The lull in troubling developments (if we can call it that, as growth was at a low ebb during this time) did not last long. In October 2009, the first tensions appeared that would lead to the euro crisis. The newly elected Greek Socialist government revealed the truth behind the country’s public finances—a deficit of 12.7 percent of GDP, compared to the 6 percent that had been claimed. In January 2010, Brussels jumped in, and the 27 member countries of the EU, led by Germany, held a summit in February to try to solve the problem. An agreement on a Greek bailout plan was finally reached in May: aid of €110 billion—on a scale unheard of anywhere in the world—shared between the EU and the IMF to be granted in exchange for a painful austerity cure. Several days later, it was the Eurozone’s turn as €750 billion was mobilized over three years to support the single currency, which was being attacked from all sides, and strengthen the budgetary discipline of member states. At the same time, the ECB acquired €74 billion in sovereign debt securities (Greek and Portuguese securities in particular) in order to reassure investors. In November the EU granted financial aid to Ireland.

During this time, the G20 continued to play a role in coordinating financial and economic policies. Summits in Toronto and Seoul struggled to pave the way to sustainable and balanced growth. But summer 2011 reignited the panic with the shock of leaders losing power: Papandreou in Greece and Berlusconi in Italy lost power in November, under pressure from their peers, a first in history. The year 2011 ended with a marathon meeting in Brussels, where the seventh summit in two years was held with the goal of saving Europe. When the Brits rejected the reforms proposed by France and Germany, the feeling was, as the December 10 issue of Le Monde put it, “L’Europe à 28, c’est fini” (The EU-28 is no more). It was a pronouncement that was six years too early.

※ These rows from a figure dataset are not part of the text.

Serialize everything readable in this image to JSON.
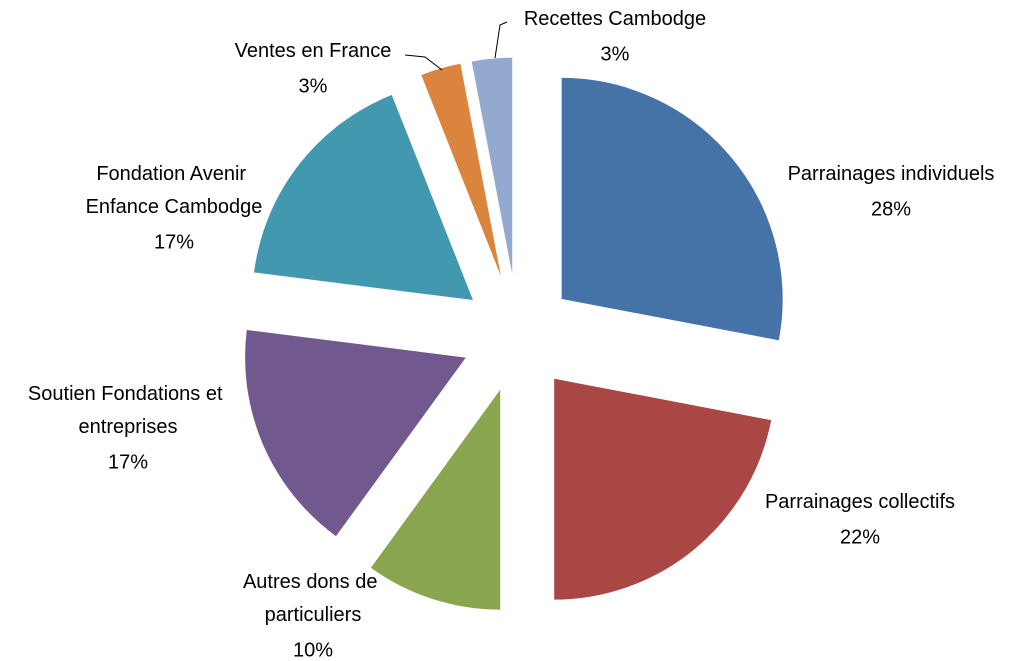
{
  "chart_data": {
    "type": "pie",
    "categories": [
      "Parrainages individuels",
      "Parrainages collectifs",
      "Autres dons de particuliers",
      "Soutien Fondations et entreprises",
      "Fondation Avenir Enfance Cambodge",
      "Ventes en France",
      "Recettes Cambodge"
    ],
    "values": [
      28,
      22,
      10,
      17,
      17,
      3,
      3
    ],
    "value_labels": [
      "28%",
      "22%",
      "10%",
      "17%",
      "17%",
      "3%",
      "3%"
    ],
    "colors": [
      "#4572a7",
      "#aa4643",
      "#89a54e",
      "#71588f",
      "#4198af",
      "#db843d",
      "#93a9cf"
    ]
  }
}
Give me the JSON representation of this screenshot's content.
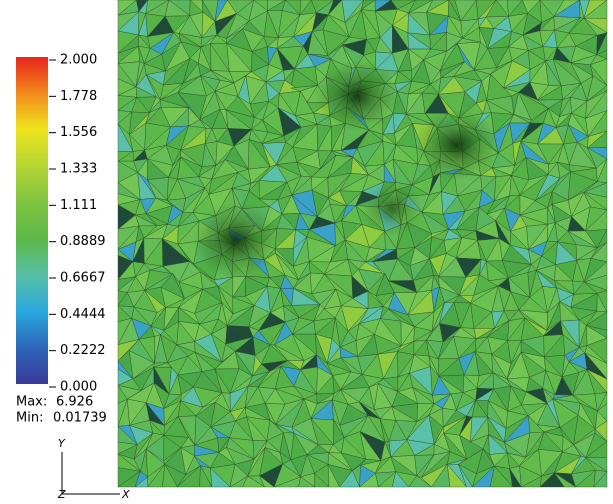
{
  "colorbar": {
    "ticks": [
      "2.000",
      "1.778",
      "1.556",
      "1.333",
      "1.111",
      "0.8889",
      "0.6667",
      "0.4444",
      "0.2222",
      "0.000"
    ]
  },
  "range": {
    "max_label": "Max:",
    "max_value": "6.926",
    "min_label": "Min:",
    "min_value": "0.01739"
  },
  "axes": {
    "y": "Y",
    "z": "Z",
    "x": "X"
  }
}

France’s loss of its own triple-A rating in January 2012, previously flaunted as a national treasure by France’s president, injected another shock wave, and a sense that the country had lost its bearings. And to increase the confusion in France, as previously in the United States, the end result in 2011 of this “catastrophic” downgrading was . . . lower lending costs. You lose your prime status, and despite that you pay less than before thanks to the general fall of rates. Many people were legitimately wondering how this could make sense.

The financial crisis led the world to an uncomfortable place. No real precedents existed to help this navigation into uncharted waters. And little trust was left for the helmsmen. And the loss of trust was not just among members of Occupy Wall Street and the equivalent movements that emerged in different countries. Now that the world had narrowly escaped a complete implosion, finance had become a kind of public enemy number one. It was far from being connected to any form of common good.